Had enough of the dreaded virus dominating the news?

How better to escape the anxieties induced by living in semi-lockdown, caused by a troublesome new virus, than to read a crime thriller exploring a world in which, erm, a troublesome new virus is wreaking havoc in London? Louise Welsh’s  superbly atmospheric novel makes it clear that things could actually be worse – much worse…

What’s it about?

‘A Lovely Way to Burn’ combines two of my absolute favourite kinds of story: a murder mystery and apocalyptic dystopia.

When Stevie’s boyfriend stands her up one evening she wonders idly if their relationship is over. She visits his flat to retrieve some personal possessions, but discovers that she wasn’t stood up at all – Simon is dead. How? Why?

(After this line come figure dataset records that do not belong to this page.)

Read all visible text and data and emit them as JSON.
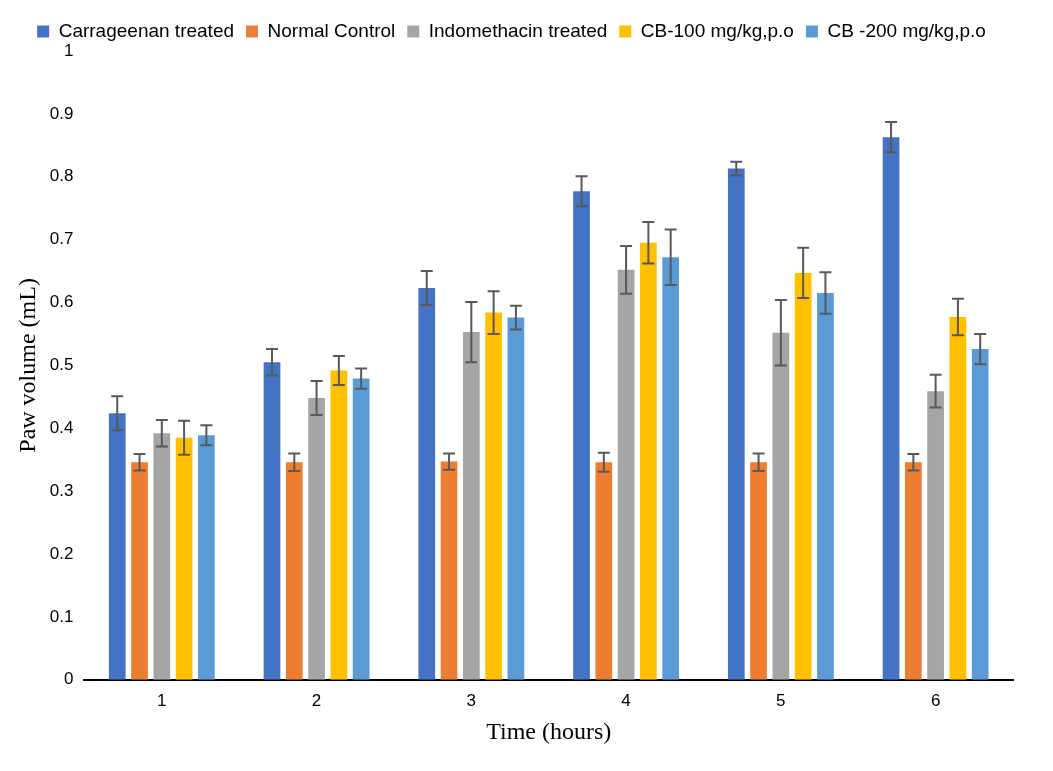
{
  "chart_data": {
    "type": "bar",
    "xlabel": "Time (hours)",
    "ylabel": "Paw volume (mL)",
    "categories": [
      "1",
      "2",
      "3",
      "4",
      "5",
      "6"
    ],
    "series": [
      {
        "name": "Carrageenan treated",
        "color": "#4472c4",
        "values": [
          0.424,
          0.505,
          0.623,
          0.777,
          0.813,
          0.863
        ],
        "errors": [
          0.027,
          0.021,
          0.027,
          0.024,
          0.011,
          0.024
        ]
      },
      {
        "name": "Normal Control",
        "color": "#ed7d31",
        "values": [
          0.346,
          0.346,
          0.347,
          0.346,
          0.346,
          0.346
        ],
        "errors": [
          0.013,
          0.014,
          0.013,
          0.015,
          0.014,
          0.013
        ]
      },
      {
        "name": "Indomethacin treated",
        "color": "#a5a5a5",
        "values": [
          0.392,
          0.448,
          0.553,
          0.652,
          0.552,
          0.459
        ],
        "errors": [
          0.021,
          0.027,
          0.048,
          0.038,
          0.052,
          0.026
        ]
      },
      {
        "name": "CB-100 mg/kg,p.o",
        "color": "#ffc000",
        "values": [
          0.385,
          0.492,
          0.584,
          0.695,
          0.647,
          0.577
        ],
        "errors": [
          0.027,
          0.023,
          0.034,
          0.033,
          0.04,
          0.029
        ]
      },
      {
        "name": "CB -200 mg/kg,p.o",
        "color": "#5b9bd5",
        "values": [
          0.389,
          0.479,
          0.576,
          0.672,
          0.615,
          0.526
        ],
        "errors": [
          0.016,
          0.016,
          0.019,
          0.044,
          0.033,
          0.024
        ]
      }
    ],
    "ylim": [
      0,
      1
    ],
    "yticks": [
      0,
      0.1,
      0.2,
      0.3,
      0.4,
      0.5,
      0.6,
      0.7,
      0.8,
      0.9,
      1
    ],
    "grid": false,
    "legend": "top"
  }
}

Immediately after returning to her own home, Stevie is stricken by a virus that utterly incapacitates her. When she recovers, she realises that the virus is spreading rapidly, but it’s killing equally rapidly. People are dying and the doctors are powerless. Society is collapsing and only Stevie cares that Simon might have been murdered – Stevie, and the man who’s trying to kill her, in a London that’s falling apart…

What’s it like?

Deeply disturbing. The mundanity of ‘normal’ life is troubled by violent outbreaks before the virus appears: some men shoot each other, some paw and leer aggressively at Stevie, and there’s a feeling that this society is already on the brink of untold but feral terrors.

Welsh’s writing is atmospheric and haunting, especially when Stevie visits a hospital hollowed out by the virus, reminding us that for all the damage a virus can do, nothing is quite as frightening as people who have nothing to lose.

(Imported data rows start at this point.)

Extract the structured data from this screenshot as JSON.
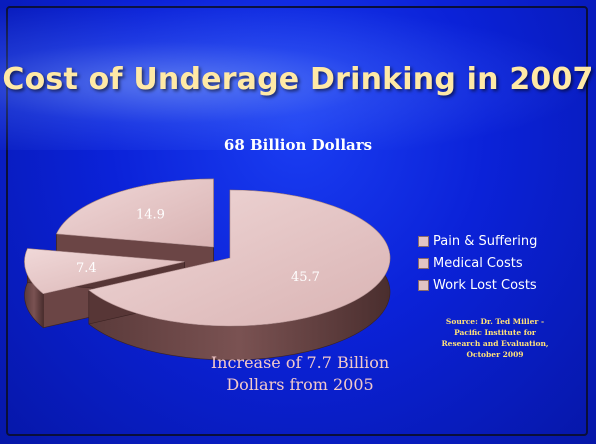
{
  "slide": {
    "title": "Cost of Underage Drinking in 2007",
    "note": "Increase of 7.7 Billion Dollars from 2005",
    "source": "Source: Dr. Ted Miller - Pacific Institute for Research and Evaluation, October 2009"
  },
  "chart_data": {
    "type": "pie",
    "title": "68 Billion Dollars",
    "exploded": true,
    "three_d": true,
    "legend_position": "right",
    "categories": [
      "Pain & Suffering",
      "Medical Costs",
      "Work Lost Costs"
    ],
    "values": [
      45.7,
      7.4,
      14.9
    ],
    "colors": [
      "#e2c4c4",
      "#e2c4c4",
      "#e2c4c4"
    ]
  }
}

I do most of my reading before bed and genuinely had to take a break from reading this because the nightmarish, ‘all strangers will kill you or do you severe harm,’ vibe was making it hard to get to sleep. This does exactly what a great piece of apocalyptic fiction should do: it makes you cold with the deeply felt knowledge that this, this, is exactly how life could unravel.

Final thoughts

While Stevie spends her days seeking to understand why Simon died, other characters can’t understand her relentless focus on understanding the significance of one death in a sea of agonising deaths and at the potential expense of her own survival.

One woman, learning that her own husband may have been murdered, muses that a week ago such a bombshell would have meant she wouldn’t rest until she found his killer, ‘but the new priority is to stay alive’. By contrast, Stevie, who admits she barely knew her boyfriend, opts to make Simon her sole priority. Why? Perhaps the answer lies in the sudden hollowing out of Stevie’s life: once circumstances have conspired to remove her job, her friends and her apartment, what else does she have? How do we give our lives meaning in extreme circumstances?

More problematic for me was that Stevie never once considers the pleas of others to use her immunity to help find a cure. Given that literally everybody else seems to be dying, often within hours of contacting the sweats, her survival seems to offer a thread of hope, if only she would pause long enough. Then again, in Welsh’s frightening account of the disintegration of civilisation, it’s clear that Stevie’s best chance of survival is to keep running; it seems disturbingly unlikely that any professionals would live long enough to make a scientific breakthrough anyway!

‘A Lovely Way to Burn’ is gripping, alarming and genuinely menacing. I’m definitely planning on seeking out the next two books in the Plague Times series: ‘Death is a Welcome Guest’ and ‘No Dominion’.

‘A Lovely Way to Burn’,
Louise Welsh,
2015, John Murray, paperback

I have previously read and enjoyed Louise Welsh’s ‘The Girl on the Stairs‘.